Shoot long enough, and it will happen to you. You might be trying to work up a load for a fire-breathing magnum, or you may be attempting to speed up your shooting with a more moderate chambering. It can sneak up on you, or it can smack you right in the face. If it’s sneaking, you might be blowing off the odd flyer that is 3 or 4 inches out of your group. But when you get a failure to fire and the gun jumps in your hands as if somebody hit you with a cattle prod just as you broke the trigger, there’s no denying it. You have a flinching problem. Ignore it at your shooting peril. Flinching does not go away on its own. You need to treat that problem in order to cure it.
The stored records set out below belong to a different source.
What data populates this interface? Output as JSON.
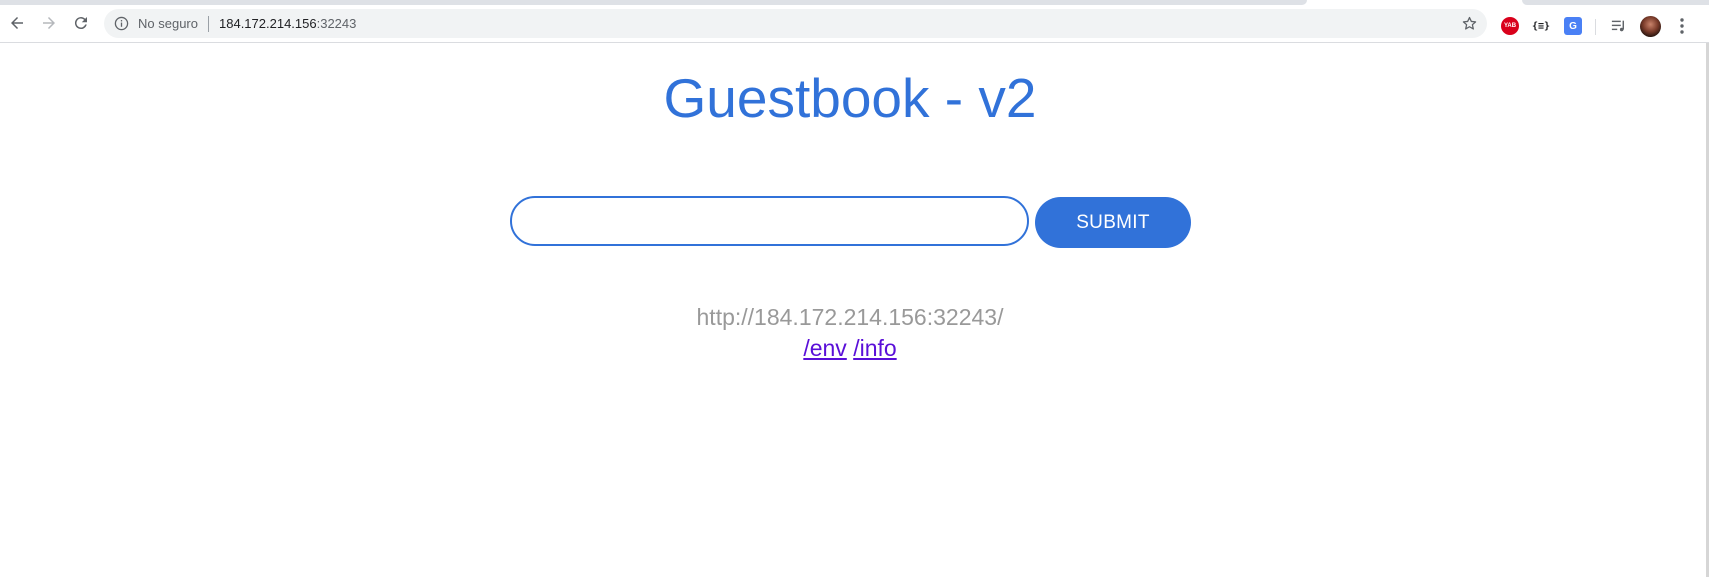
{
  "browser": {
    "security_label": "No seguro",
    "url_host": "184.172.214.156",
    "url_port": ":32243",
    "extensions": {
      "yab": "YAB",
      "json": "{≡}",
      "translate": "G"
    }
  },
  "page": {
    "title": "Guestbook - v2",
    "input": {
      "value": "",
      "placeholder": ""
    },
    "submit_label": "SUBMIT",
    "host_text": "http://184.172.214.156:32243/",
    "links": {
      "env": "/env",
      "info": "/info"
    }
  },
  "colors": {
    "accent": "#3172d9",
    "host_text": "#999999",
    "link": "#5a0fd8"
  },
  "icons": [
    "back-icon",
    "forward-icon",
    "reload-icon",
    "info-icon",
    "star-icon",
    "media-control-icon",
    "menu-icon"
  ]
}
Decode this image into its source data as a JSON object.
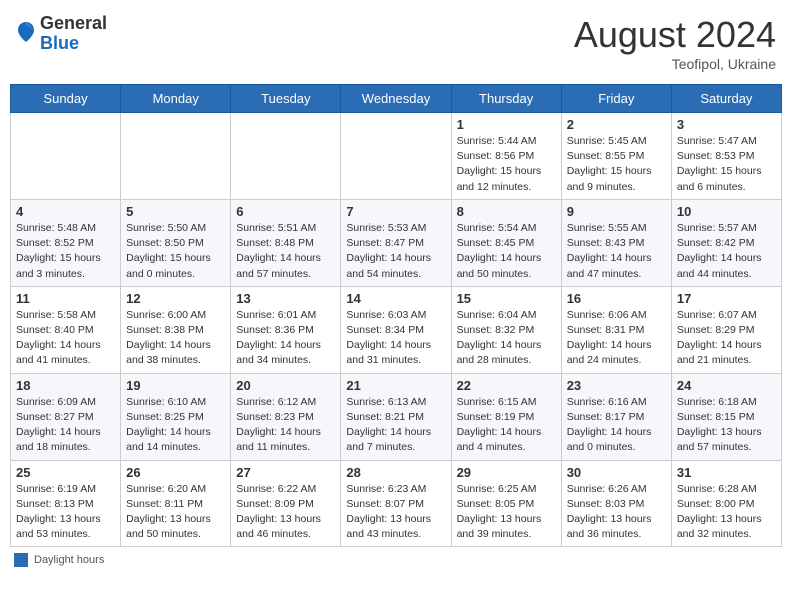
{
  "header": {
    "logo_general": "General",
    "logo_blue": "Blue",
    "month_year": "August 2024",
    "location": "Teofipol, Ukraine"
  },
  "days_of_week": [
    "Sunday",
    "Monday",
    "Tuesday",
    "Wednesday",
    "Thursday",
    "Friday",
    "Saturday"
  ],
  "footer": {
    "legend_label": "Daylight hours"
  },
  "weeks": [
    [
      {
        "day": "",
        "info": ""
      },
      {
        "day": "",
        "info": ""
      },
      {
        "day": "",
        "info": ""
      },
      {
        "day": "",
        "info": ""
      },
      {
        "day": "1",
        "info": "Sunrise: 5:44 AM\nSunset: 8:56 PM\nDaylight: 15 hours\nand 12 minutes."
      },
      {
        "day": "2",
        "info": "Sunrise: 5:45 AM\nSunset: 8:55 PM\nDaylight: 15 hours\nand 9 minutes."
      },
      {
        "day": "3",
        "info": "Sunrise: 5:47 AM\nSunset: 8:53 PM\nDaylight: 15 hours\nand 6 minutes."
      }
    ],
    [
      {
        "day": "4",
        "info": "Sunrise: 5:48 AM\nSunset: 8:52 PM\nDaylight: 15 hours\nand 3 minutes."
      },
      {
        "day": "5",
        "info": "Sunrise: 5:50 AM\nSunset: 8:50 PM\nDaylight: 15 hours\nand 0 minutes."
      },
      {
        "day": "6",
        "info": "Sunrise: 5:51 AM\nSunset: 8:48 PM\nDaylight: 14 hours\nand 57 minutes."
      },
      {
        "day": "7",
        "info": "Sunrise: 5:53 AM\nSunset: 8:47 PM\nDaylight: 14 hours\nand 54 minutes."
      },
      {
        "day": "8",
        "info": "Sunrise: 5:54 AM\nSunset: 8:45 PM\nDaylight: 14 hours\nand 50 minutes."
      },
      {
        "day": "9",
        "info": "Sunrise: 5:55 AM\nSunset: 8:43 PM\nDaylight: 14 hours\nand 47 minutes."
      },
      {
        "day": "10",
        "info": "Sunrise: 5:57 AM\nSunset: 8:42 PM\nDaylight: 14 hours\nand 44 minutes."
      }
    ],
    [
      {
        "day": "11",
        "info": "Sunrise: 5:58 AM\nSunset: 8:40 PM\nDaylight: 14 hours\nand 41 minutes."
      },
      {
        "day": "12",
        "info": "Sunrise: 6:00 AM\nSunset: 8:38 PM\nDaylight: 14 hours\nand 38 minutes."
      },
      {
        "day": "13",
        "info": "Sunrise: 6:01 AM\nSunset: 8:36 PM\nDaylight: 14 hours\nand 34 minutes."
      },
      {
        "day": "14",
        "info": "Sunrise: 6:03 AM\nSunset: 8:34 PM\nDaylight: 14 hours\nand 31 minutes."
      },
      {
        "day": "15",
        "info": "Sunrise: 6:04 AM\nSunset: 8:32 PM\nDaylight: 14 hours\nand 28 minutes."
      },
      {
        "day": "16",
        "info": "Sunrise: 6:06 AM\nSunset: 8:31 PM\nDaylight: 14 hours\nand 24 minutes."
      },
      {
        "day": "17",
        "info": "Sunrise: 6:07 AM\nSunset: 8:29 PM\nDaylight: 14 hours\nand 21 minutes."
      }
    ],
    [
      {
        "day": "18",
        "info": "Sunrise: 6:09 AM\nSunset: 8:27 PM\nDaylight: 14 hours\nand 18 minutes."
      },
      {
        "day": "19",
        "info": "Sunrise: 6:10 AM\nSunset: 8:25 PM\nDaylight: 14 hours\nand 14 minutes."
      },
      {
        "day": "20",
        "info": "Sunrise: 6:12 AM\nSunset: 8:23 PM\nDaylight: 14 hours\nand 11 minutes."
      },
      {
        "day": "21",
        "info": "Sunrise: 6:13 AM\nSunset: 8:21 PM\nDaylight: 14 hours\nand 7 minutes."
      },
      {
        "day": "22",
        "info": "Sunrise: 6:15 AM\nSunset: 8:19 PM\nDaylight: 14 hours\nand 4 minutes."
      },
      {
        "day": "23",
        "info": "Sunrise: 6:16 AM\nSunset: 8:17 PM\nDaylight: 14 hours\nand 0 minutes."
      },
      {
        "day": "24",
        "info": "Sunrise: 6:18 AM\nSunset: 8:15 PM\nDaylight: 13 hours\nand 57 minutes."
      }
    ],
    [
      {
        "day": "25",
        "info": "Sunrise: 6:19 AM\nSunset: 8:13 PM\nDaylight: 13 hours\nand 53 minutes."
      },
      {
        "day": "26",
        "info": "Sunrise: 6:20 AM\nSunset: 8:11 PM\nDaylight: 13 hours\nand 50 minutes."
      },
      {
        "day": "27",
        "info": "Sunrise: 6:22 AM\nSunset: 8:09 PM\nDaylight: 13 hours\nand 46 minutes."
      },
      {
        "day": "28",
        "info": "Sunrise: 6:23 AM\nSunset: 8:07 PM\nDaylight: 13 hours\nand 43 minutes."
      },
      {
        "day": "29",
        "info": "Sunrise: 6:25 AM\nSunset: 8:05 PM\nDaylight: 13 hours\nand 39 minutes."
      },
      {
        "day": "30",
        "info": "Sunrise: 6:26 AM\nSunset: 8:03 PM\nDaylight: 13 hours\nand 36 minutes."
      },
      {
        "day": "31",
        "info": "Sunrise: 6:28 AM\nSunset: 8:00 PM\nDaylight: 13 hours\nand 32 minutes."
      }
    ]
  ]
}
About three years ago I caught myself flinching at the Media Day event just prior to the SHOT Show. I was trying out the latest iteration of a Kimber 1911. A couple of guys I know were there, and we were chiding each other—good naturedly—about our shooting. I thought I’d show off a bit and mow down the plate rack quickly. The pistol had been shot a lot that day and was a bit warm. It needed some lube, but I wasn’t paying attention to that, as I was focused on showing off. About three or four rounds into the string the dry pistol failed to chamber. I didn’t notice it because I was shooting pretty fast, and when the sights flashed onto the steel plate and I pressed, it didn’t go bang. But the pistol flipped down pretty good. “Wow!” chided on of my buddies, “That was a Boone and Crockett flinch Campbell!” Yup, it was, and I knew I had some work to do when I returned home.
Curing a flinch is pretty simple, but, depending on its severity, it can be excruciatingly tedious. If it’s not too bad, simply slowing down a bit and concentrating on the basics will put the smack-down on that evil malady. A session or two at the range is often good enough. However, if after a couple of range sessions you haven’t seen much improvement, stronger medicine is needed. This is especially true if you are trying to tame some heavy magnum load or round. It’s time to throttle back on the power.
If you are shooting a magnum rifle or shotgun, try a lighter load or a more moderate chambering. You may have to go all the way back to a rimfire. Ditto if your flinch was found on a semi-auto pistol. Don’t try to blast your way through in a single marathon shooting session. Two or three sessions of, say, 20 to 25 rounds each are better than trying to get it done in one session of 100 rounds. To cure a flinch you need to retrain yourself to concentrate on sight picture, breath control and trigger squeeze. Shoot each practice round as if your life depended on making a perfect shot. If you are truly concentrating on each shot, you’ll be ready to quit after 20 or 25 rounds, perhaps less if shooing a powerful rifle or shotgun.
To test yourself, have a shooting buddy load each round and hand you the gun to shoot. You won’t know whether he loaded it or left it empty. Consider yourself cured when each time you get a click instead of a bang, the gun doesn’t move off target.